Ici aucun décor ni costume. Ils entrent dans les jeux de rôles que la metteuse en scène dirige en marge du plateau. A partir de témoignages, enquêtes historiques, documents d’archives, elle les installe dans des situations concrètes et décortique les postures qu’on adopte face à l’ennemi, et comment celui-ci réplique. Tout en analysant les rapports de force entre pouvoir et rébellion, la metteuse en scène dit aussi ses doutes quant à l’objectivité et à l’honnêteté d’une reconstitution théâtrale….

 Le spectacle programmé conjointement par les Théâtres de la Criée et du Gymnase à Marseille, adjoint un dernier opus à cette aventure artistique commencée en 2015. En première partie, des extraits des trois premiers volets de Laboratoire Poison. On y voit la trahison de certains militants du parti communiste belge, sous la torture et autres stratégies d’intimidation de la Gestapo et l’héroïsme de certains autres. Le parcours d’anciens héros de la Résistance française, devenus tortionnaires en Algérie. Ou l’arrivée au pouvoir de Patrice Lumumba son assassinat, par ses compagnons de lutte, soudoyés par les Belges et les Américains…

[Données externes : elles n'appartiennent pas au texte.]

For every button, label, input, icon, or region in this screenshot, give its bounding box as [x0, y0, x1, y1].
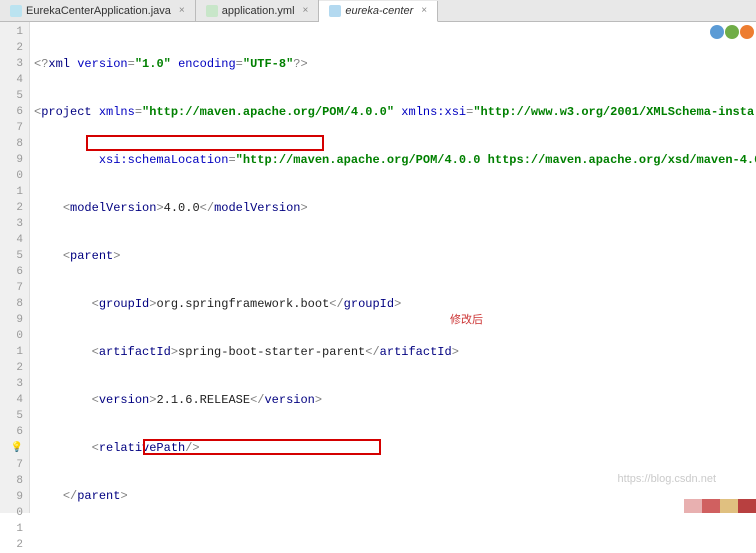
line-number: 6 [0, 104, 23, 120]
line-number: 0 [0, 328, 23, 344]
close-icon[interactable]: × [179, 5, 185, 16]
line-number: 8 [0, 296, 23, 312]
line-number: 3 [0, 56, 23, 72]
line-number: 1 [0, 344, 23, 360]
line-number: 5 [0, 88, 23, 104]
bulb-icon[interactable]: 💡 [11, 443, 23, 454]
line-number: 4 [0, 72, 23, 88]
line-gutter: 1 2 3 4 5 6 7 8 9 0 1 2 3 4 5 6 7 8 9 0 … [0, 22, 30, 513]
marker-icon [740, 25, 754, 39]
line-number: 8 [0, 136, 23, 152]
corner-markers [710, 25, 754, 39]
close-icon[interactable]: × [421, 5, 427, 16]
line-number: 2 [0, 360, 23, 376]
marker-icon [710, 25, 724, 39]
watermark: https://blog.csdn.net [618, 473, 716, 485]
tab-label: EurekaCenterApplication.java [26, 5, 171, 17]
line-number: 2 [0, 537, 23, 553]
tab-yml-file[interactable]: application.yml × [196, 0, 320, 21]
yml-icon [206, 5, 218, 17]
editor-area: 1 2 3 4 5 6 7 8 9 0 1 2 3 4 5 6 7 8 9 0 … [0, 22, 756, 513]
code-editor[interactable]: <?xml version="1.0" encoding="UTF-8"?> <… [30, 22, 756, 513]
tab-label: eureka-center [345, 5, 413, 17]
line-number: 9 [0, 489, 23, 505]
line-number: 9 [0, 152, 23, 168]
line-number: 0 [0, 505, 23, 521]
marker-icon [725, 25, 739, 39]
highlight-box-1 [86, 135, 324, 151]
java-icon [10, 5, 22, 17]
editor-tabs: EurekaCenterApplication.java × applicati… [0, 0, 756, 22]
line-number: 2 [0, 200, 23, 216]
line-number: 4 [0, 232, 23, 248]
annotation-text: 修改后 [450, 312, 483, 328]
line-number: 1 [0, 24, 23, 40]
line-number: 7 [0, 120, 23, 136]
line-number: 0 [0, 168, 23, 184]
close-icon[interactable]: × [303, 5, 309, 16]
line-number: 9 [0, 312, 23, 328]
line-number: 7 [0, 280, 23, 296]
line-number: 3 [0, 216, 23, 232]
line-number: 4 [0, 392, 23, 408]
line-number: 3 [0, 376, 23, 392]
bottom-decoration [684, 499, 756, 513]
line-number: 1 [0, 521, 23, 537]
line-number: 2 [0, 40, 23, 56]
line-number: 6 [0, 424, 23, 440]
line-number: 5 [0, 408, 23, 424]
line-number: 💡 7 [0, 440, 23, 473]
tab-java-file[interactable]: EurekaCenterApplication.java × [0, 0, 196, 21]
line-number: 5 [0, 248, 23, 264]
tab-pom-file[interactable]: eureka-center × [319, 1, 438, 22]
line-number: 8 [0, 473, 23, 489]
tab-label: application.yml [222, 5, 295, 17]
line-number: 1 [0, 184, 23, 200]
line-number: 6 [0, 264, 23, 280]
maven-icon [329, 5, 341, 17]
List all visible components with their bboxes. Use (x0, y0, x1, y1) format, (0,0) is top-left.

 Antipoison ou Poison 4 se penche plus précisément sur la part des femmes, grandes oubliées de l’Histoire, avec les figures de résistantes du PAIGC (Partido Africano da Independência da Guiné e Cabo Verde) et leur rôle dans la lutte de libération du Cap-Vert et de la Guinée-Bissau. L’équipe s’est rendue sur place pour recueillir des témoignages sur les compagnes de lutte d’Amilcar Cabral, héro célébré, assassiné par des membres de la branche militaire du PAIGC, en lien avec les autorités portugaises, six mois avant l’indépendance de la Guinée-Bissau en 1974.

Quid de Titina Sila, tombée sous les balles portugaises, d’Ana-Maria Soares, de Teodora Inacia Gomes et des autres? Des Guinéennes ou Cap-Verdiennes, témoins directs ou indirects des événements, ont en donné leur version et sont jouées ici par des comédiennes africaines en langue locale, en portugais ou créole, avec sous-titrages. Adeline Rosenstein complexifie le propos en soulignant que la traduction est une couche supplémentaire de trahison. Mais on s’y perd un peu…

Dans cette traversée de trois heures trente, les onze interprètes se prêtent à ces démonstrations orchestrées par la metteuse en scène, décrypteuse et révélatrice d’une geste historique souvent passée sous silence. Elle leur demande de représenter, par un regard torve ou franc, une posture tranchée ou incertaine, un positionnement dans l’espace, sous des éclairages héroïsant ou dramatisant, non pas des personnages, mais des figures en action Comme des enfants jouant à la guerre avec des fusils de bois, ils prennent plaisir à mimer actes de bravoure, violence et trahison. Et le public partage l’humeur ludique et l’intelligence pétillante des acteurs de ce laboratoire qui met aussi le théâtre en question…

 Mireille Davidovici

 Spectacle vu le 12 octobre à la Belle de Mai, hors les murs du Théâtre de la Criée, 30 quai de Rive-Neuve, Marseille (Bouches-du Rhône) T. : 04 91 54 70 54.

 Les 18 et 19 octobre, La Comédie de Valence (Drôme) et les 20 et 21 octobre, Le Liberté-Scène nationale de Toulon (Var).

Du 16 au 18 novembre, Théâtre des 13 Vents, Montpellier (Hérault).

Du 9 au 12 mars, Théâtre Varia-Rideau de Bruxelles (Belgique) ; du 16 au 18 mars T2G de Gennevilliers (Hauts-de-Seine) et du 22 au 25 mars, Théâtre Vidy-Lausanne (Suisse).